Accounting Policy For Revenue Recognition Including Sales Returns If an entity retains only an insignificant risk of ownership, the transaction is a sale and revenue is recognised. Revenue in such cases is recognised at the time of sale provided the seller can reliably estimate future returns and recognises a liability for returns based on previous experience and other relevant factors. The ability to make a reasonable estimate of the amount of future returns depends on many factors and circumstances that will vary from one case to the next.
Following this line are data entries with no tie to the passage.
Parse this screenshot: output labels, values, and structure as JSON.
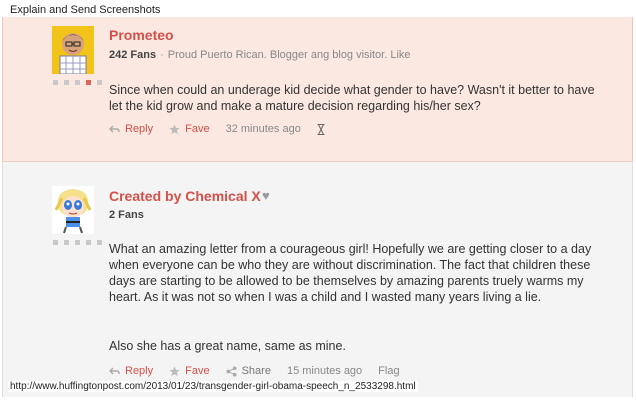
{
  "window": {
    "title": "Explain and Send Screenshots"
  },
  "comments": [
    {
      "username": "Prometeo",
      "fans": "242 Fans",
      "bio": "Proud Puerto Rican. Blogger ang blog visitor. Like",
      "body": "Since when could an underage kid decide what gender to have? Wasn't it better to have let the kid grow and make a mature decision regarding his/her sex?",
      "actions": {
        "reply": "Reply",
        "fave": "Fave",
        "time": "32 minutes ago"
      }
    },
    {
      "username": "Created by Chemical X",
      "fans": "2 Fans",
      "body": "What an amazing letter from a courageous girl! Hopefully we are getting closer to a day when everyone can be who they are without discrimination. The fact that children these days are starting to be allowed to be themselves by amazing parents truely warms my heart. As it was not so when I was a child and I wasted many years living a lie.",
      "body2": "Also she has a great name, same as mine.",
      "actions": {
        "reply": "Reply",
        "fave": "Fave",
        "share": "Share",
        "time": "15 minutes ago",
        "flag": "Flag"
      }
    }
  ],
  "footer": {
    "url": "http://www.huffingtonpost.com/2013/01/23/transgender-girl-obama-speech_n_2533298.html"
  },
  "colors": {
    "accent": "#d4504a",
    "highlight_bg": "#fbe8e1",
    "comment_bg": "#f4f4f4"
  },
  "icons": [
    "reply-icon",
    "star-icon",
    "share-icon",
    "hourglass-icon",
    "heart-icon"
  ]
}
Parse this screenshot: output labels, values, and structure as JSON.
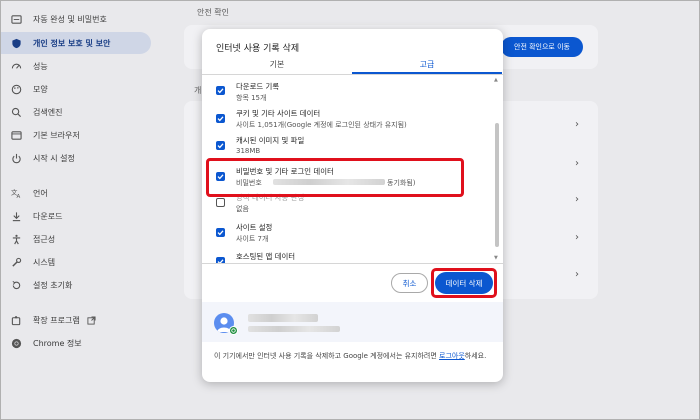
{
  "sidebar": {
    "items": [
      {
        "label": "자동 완성 및 비밀번호",
        "icon": "autofill-icon",
        "active": false
      },
      {
        "label": "개인 정보 보호 및 보안",
        "icon": "shield-icon",
        "active": true
      },
      {
        "label": "성능",
        "icon": "performance-icon",
        "active": false
      },
      {
        "label": "모양",
        "icon": "palette-icon",
        "active": false
      },
      {
        "label": "검색엔진",
        "icon": "search-icon",
        "active": false
      },
      {
        "label": "기본 브라우저",
        "icon": "browser-icon",
        "active": false
      },
      {
        "label": "시작 시 설정",
        "icon": "power-icon",
        "active": false
      },
      {
        "label": "언어",
        "icon": "translate-icon",
        "active": false
      },
      {
        "label": "다운로드",
        "icon": "download-icon",
        "active": false
      },
      {
        "label": "접근성",
        "icon": "accessibility-icon",
        "active": false
      },
      {
        "label": "시스템",
        "icon": "wrench-icon",
        "active": false
      },
      {
        "label": "설정 초기화",
        "icon": "reset-icon",
        "active": false
      },
      {
        "label": "확장 프로그램",
        "icon": "extension-icon",
        "active": false
      },
      {
        "label": "Chrome 정보",
        "icon": "chrome-icon",
        "active": false
      }
    ]
  },
  "main": {
    "section_title": "안전 확인",
    "safety_button": "안전 확인으로 이동",
    "side_letter": "개"
  },
  "dialog": {
    "title": "인터넷 사용 기록 삭제",
    "tabs": [
      {
        "label": "기본",
        "selected": false
      },
      {
        "label": "고급",
        "selected": true
      }
    ],
    "options": [
      {
        "title": "다운로드 기록",
        "subtitle": "항목 15개",
        "checked": true
      },
      {
        "title": "쿠키 및 기타 사이트 데이터",
        "subtitle": "사이트 1,051개(Google 계정에 로그인된 상태가 유지됨)",
        "checked": true
      },
      {
        "title": "캐시된 이미지 및 파일",
        "subtitle": "318MB",
        "checked": true
      },
      {
        "title": "비밀번호 및 기타 로그인 데이터",
        "subtitle_prefix": "비밀번호",
        "subtitle_suffix": "동기화됨)",
        "checked": true
      },
      {
        "title": "양식 데이터 자동 완성",
        "subtitle": "없음",
        "checked": false
      },
      {
        "title": "사이트 설정",
        "subtitle": "사이트 7개",
        "checked": true
      },
      {
        "title": "호스팅된 앱 데이터",
        "subtitle": "",
        "checked": true
      }
    ],
    "cancel_button": "취소",
    "delete_button": "데이터 삭제",
    "footer_text": "이 기기에서만 인터넷 사용 기록을 삭제하고 Google 계정에서는 유지하려면 ",
    "footer_link": "로그아웃",
    "footer_suffix": "하세요."
  },
  "colors": {
    "accent": "#0b57d0",
    "highlight": "#e0101c",
    "sidebar_active_bg": "#cfd6e6"
  }
}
However, the following factors may impair the ability to make a reasonable estimate:
Factors that may impair the ability to make a reasonable estimate a) The susceptibility of the product to significant external factors, such as technological obsolescence or changes in demand. b) Relatively long periods in which a particular product may be returned c) Absence of historical experience with similar types of sales of similar products, or inability to apply such experience because of changing circumstances, for example, changes in the selling enterprise's marketing policies or relationships with its customers d) Absence of a large volume of relatively homogeneous transactions
The existence of one or more of the above factors, in light of the significance of other factors, may not be sufficient to prevent making a reasonable estimate; likewise, other factors may preclude a reasonable estimate. We are given the data of the companys sales and returns for years 2006,2007,2008 :
Year Sales Sales Net Sales Net Profit returns (in millions) 20X6 6412 1375 5037 2015
20X7 7907 1952 5955 2692
20X8 9109 2066 7043 3505
We can clearly see from the data that the sales return in % terms of total sales is as follows:
Year Sales Returns(% of total sales) 20X6 21.44 20X7 24.68 20X8 22.68
As we see that the sales returns are continuously lying in the bracket of 20-25% ,the company should account for expected sales returns of an average of 22.5% each year and should place adjustment entries accordingly if the returns deviate from the expected value. Solution So there should be a new accounting policy in which Revenue is recognised at the time of sale and a liability for returns based on previous experience is recorded which in this given case comes out to be approximately 22.5 % of sales.